En lo que va de año, se han quemado casi 200 hectáreas de campos agrícolas en Aragón. Los agricultores son los primeros en estar al pie del terreno y con su actuación en muchas ocasiones evitan que el fuego se propague. "Lo que hacemos es llamarnos por WhatsApp, avisar inmediatamente al 112 de lo que ha sucedido, y los agricultores más cercanos viene con un tractor y un apero para hacer una labor de cortafuegos", explica Jesús Ballarín, responsable Ejecutivo de Uaga.
El ejemplo es un campo de la localidad oscense de Monflorite que sufrió un incendio hace un mes, en el que ardieron cinco hectáreas.
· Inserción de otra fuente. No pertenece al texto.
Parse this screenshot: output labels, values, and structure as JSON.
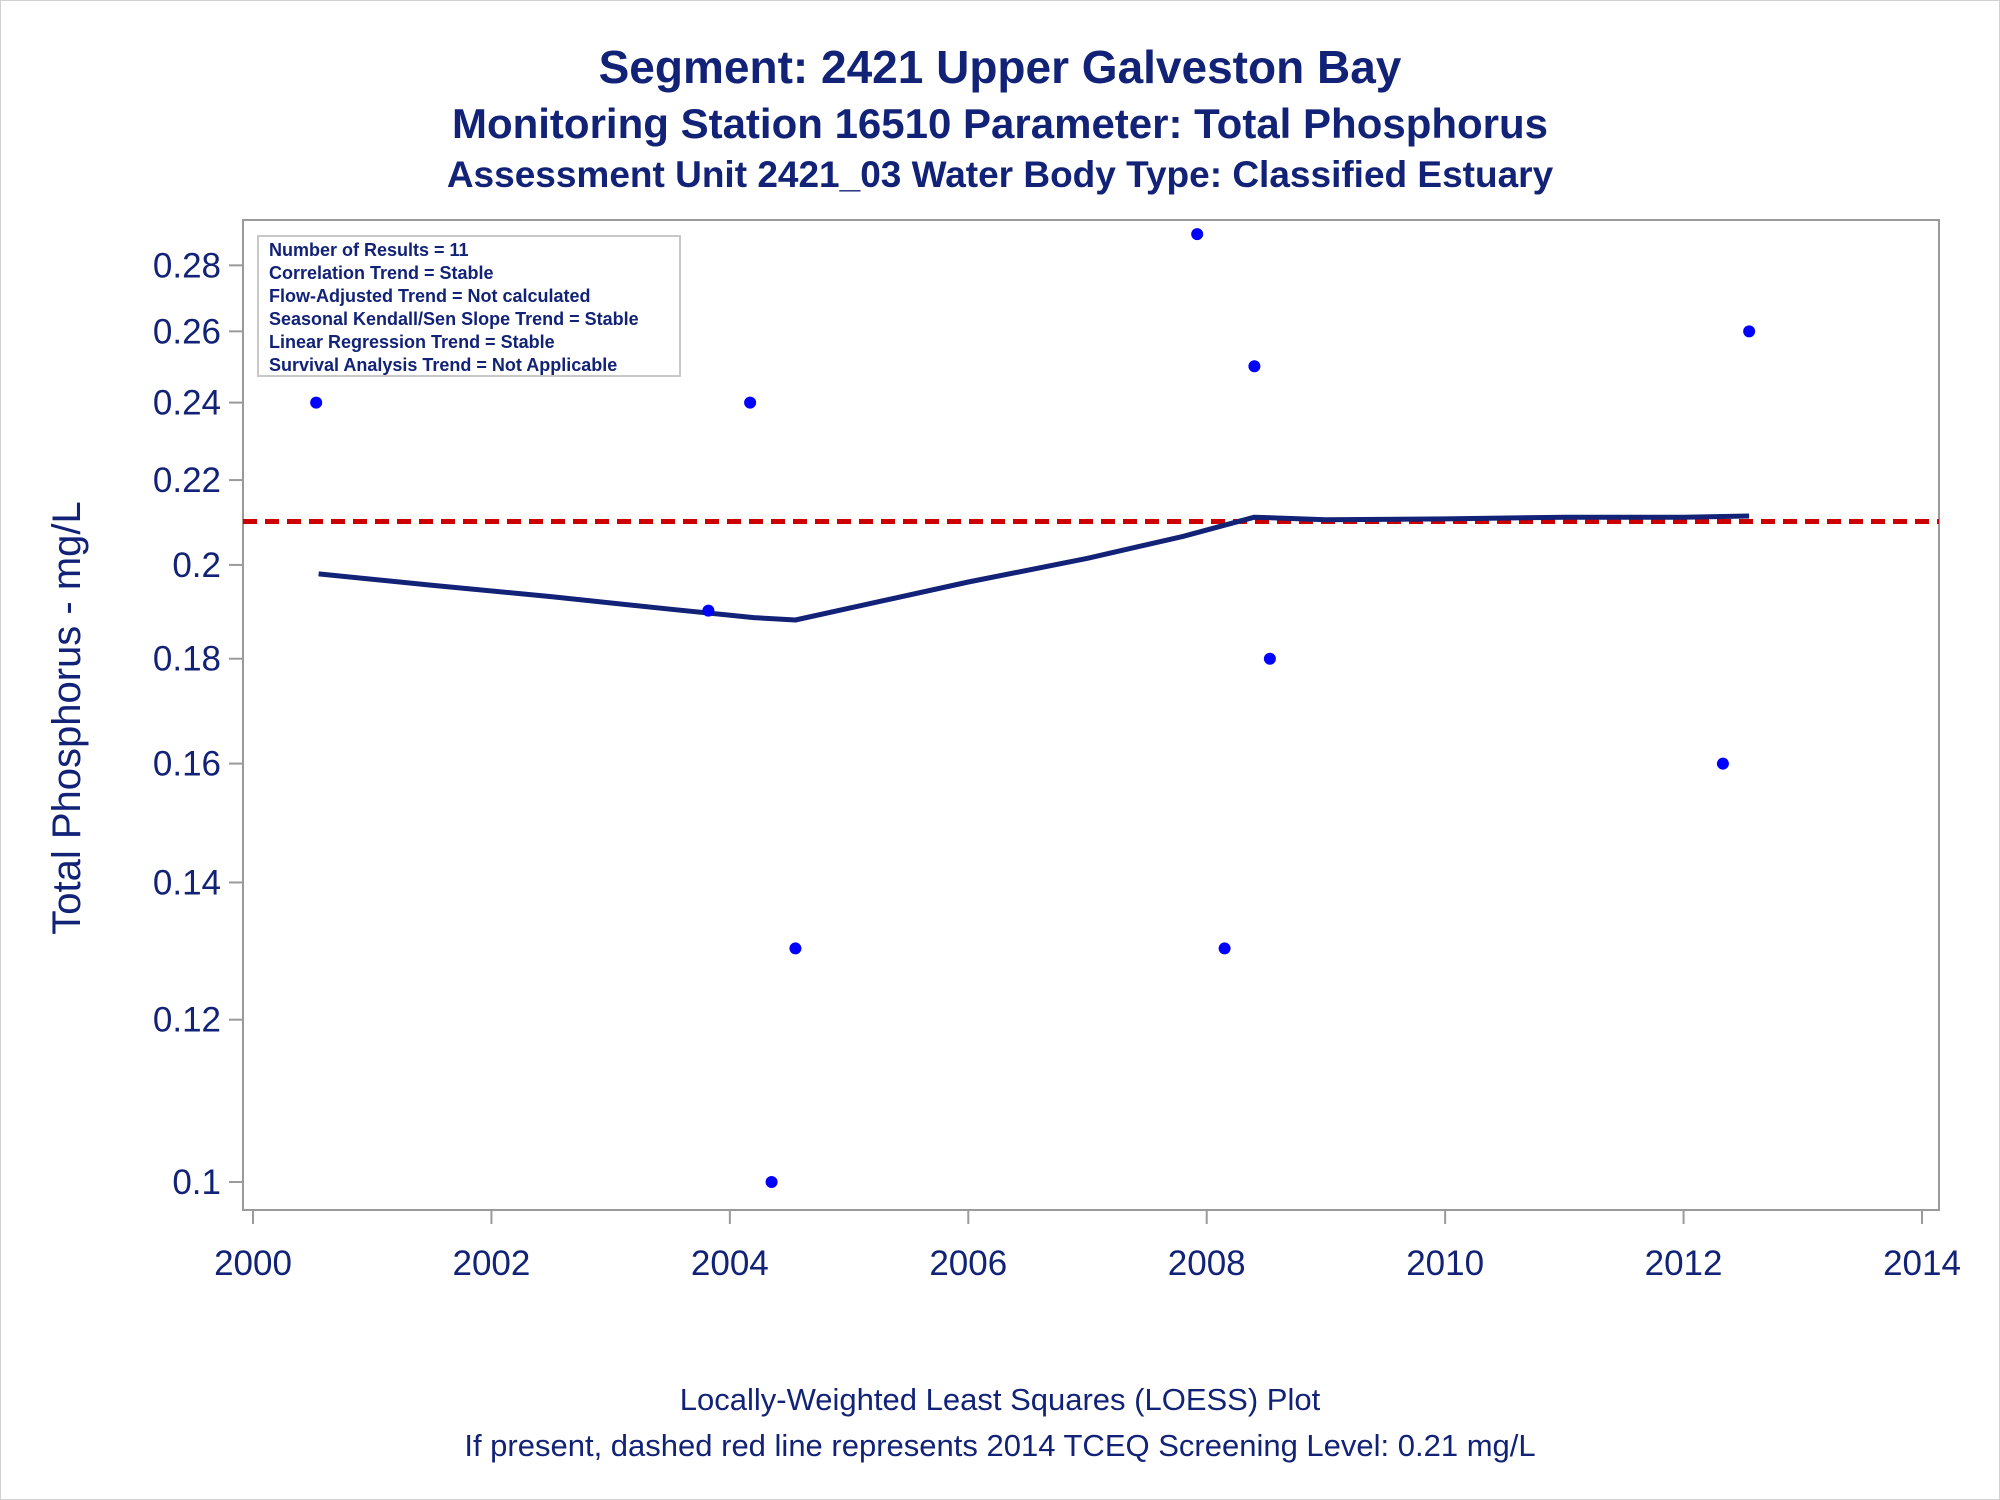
{
  "chart_data": {
    "type": "scatter",
    "title": "Segment: 2421  Upper Galveston Bay",
    "subtitle": "Monitoring Station 16510 Parameter: Total Phosphorus",
    "subtitle2": "Assessment Unit 2421_03   Water Body Type: Classified Estuary",
    "ylabel": "Total Phosphorus - mg/L",
    "xlabel": "",
    "footnote1": "Locally-Weighted Least Squares (LOESS) Plot",
    "footnote2": "If present, dashed red line represents 2014 TCEQ Screening Level: 0.21 mg/L",
    "y_scale": "log",
    "xlim": [
      2000,
      2014
    ],
    "ylim": [
      0.098,
      0.292
    ],
    "x_ticks": [
      2000,
      2002,
      2004,
      2006,
      2008,
      2010,
      2012,
      2014
    ],
    "x_tick_labels": [
      "2000",
      "2002",
      "2004",
      "2006",
      "2008",
      "2010",
      "2012",
      "2014"
    ],
    "y_ticks": [
      0.1,
      0.12,
      0.14,
      0.16,
      0.18,
      0.2,
      0.22,
      0.24,
      0.26,
      0.28
    ],
    "y_tick_labels": [
      "0.1",
      "0.12",
      "0.14",
      "0.16",
      "0.18",
      "0.2",
      "0.22",
      "0.24",
      "0.26",
      "0.28"
    ],
    "grid": false,
    "stats_box": [
      "Number of Results = 11",
      "Correlation Trend = Stable",
      "Flow-Adjusted Trend = Not calculated",
      "Seasonal Kendall/Sen Slope Trend = Stable",
      "Linear Regression Trend = Stable",
      "Survival Analysis Trend = Not Applicable"
    ],
    "stats_box_position": "top-left",
    "points": [
      {
        "x": 2000.53,
        "y": 0.24
      },
      {
        "x": 2003.82,
        "y": 0.19
      },
      {
        "x": 2004.17,
        "y": 0.24
      },
      {
        "x": 2004.35,
        "y": 0.1
      },
      {
        "x": 2004.55,
        "y": 0.13
      },
      {
        "x": 2007.92,
        "y": 0.29
      },
      {
        "x": 2008.15,
        "y": 0.13
      },
      {
        "x": 2008.4,
        "y": 0.25
      },
      {
        "x": 2008.53,
        "y": 0.18
      },
      {
        "x": 2012.33,
        "y": 0.16
      },
      {
        "x": 2012.55,
        "y": 0.26
      }
    ],
    "loess": [
      {
        "x": 2000.55,
        "y": 0.198
      },
      {
        "x": 2001.5,
        "y": 0.1955
      },
      {
        "x": 2002.5,
        "y": 0.193
      },
      {
        "x": 2003.5,
        "y": 0.1903
      },
      {
        "x": 2004.2,
        "y": 0.1885
      },
      {
        "x": 2004.55,
        "y": 0.188
      },
      {
        "x": 2005.0,
        "y": 0.1905
      },
      {
        "x": 2006.0,
        "y": 0.1962
      },
      {
        "x": 2007.0,
        "y": 0.2015
      },
      {
        "x": 2007.8,
        "y": 0.2065
      },
      {
        "x": 2008.2,
        "y": 0.2095
      },
      {
        "x": 2008.4,
        "y": 0.211
      },
      {
        "x": 2009.0,
        "y": 0.2104
      },
      {
        "x": 2010.0,
        "y": 0.2106
      },
      {
        "x": 2011.0,
        "y": 0.211
      },
      {
        "x": 2012.0,
        "y": 0.211
      },
      {
        "x": 2012.55,
        "y": 0.2113
      }
    ],
    "screening_level": 0.21,
    "colors": {
      "points": "#0000ff",
      "loess": "#112277",
      "screening": "#cc0000",
      "text": "#112277"
    }
  }
}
Una cifra que podría haber sido mucho mayor si no llega a ser por la intervención de los agricultores. Pero para intentar evitar estas situaciones, la labor de prevención diaria es fundamental.
"Revisar que todo funciona perfectamente. Importante, también, mantener limpio de polvo la maquinaria. El polvo del cereal y paja es altamente inflamable y, además, es también aconsejable instalar matachispas en los tubos de escape", recalca Maribel Ureta, jefa del Servicio de Gestión de los Incendios Forestales y Coordinación del Gobierno de Aragón.
Aunque, a veces, incluso todas las prevenciones resultan ineficaces y se producen incendios agrícolas, como el ocurrido en 2022 en Robres (Huesca),(se abre en una nueva ventana) para los que deben estar preparados. "Las cosechadoras van todas con sus extintores, con bombas de fuegos y con una mochila de 20 litros de agua", matiza Ballarín.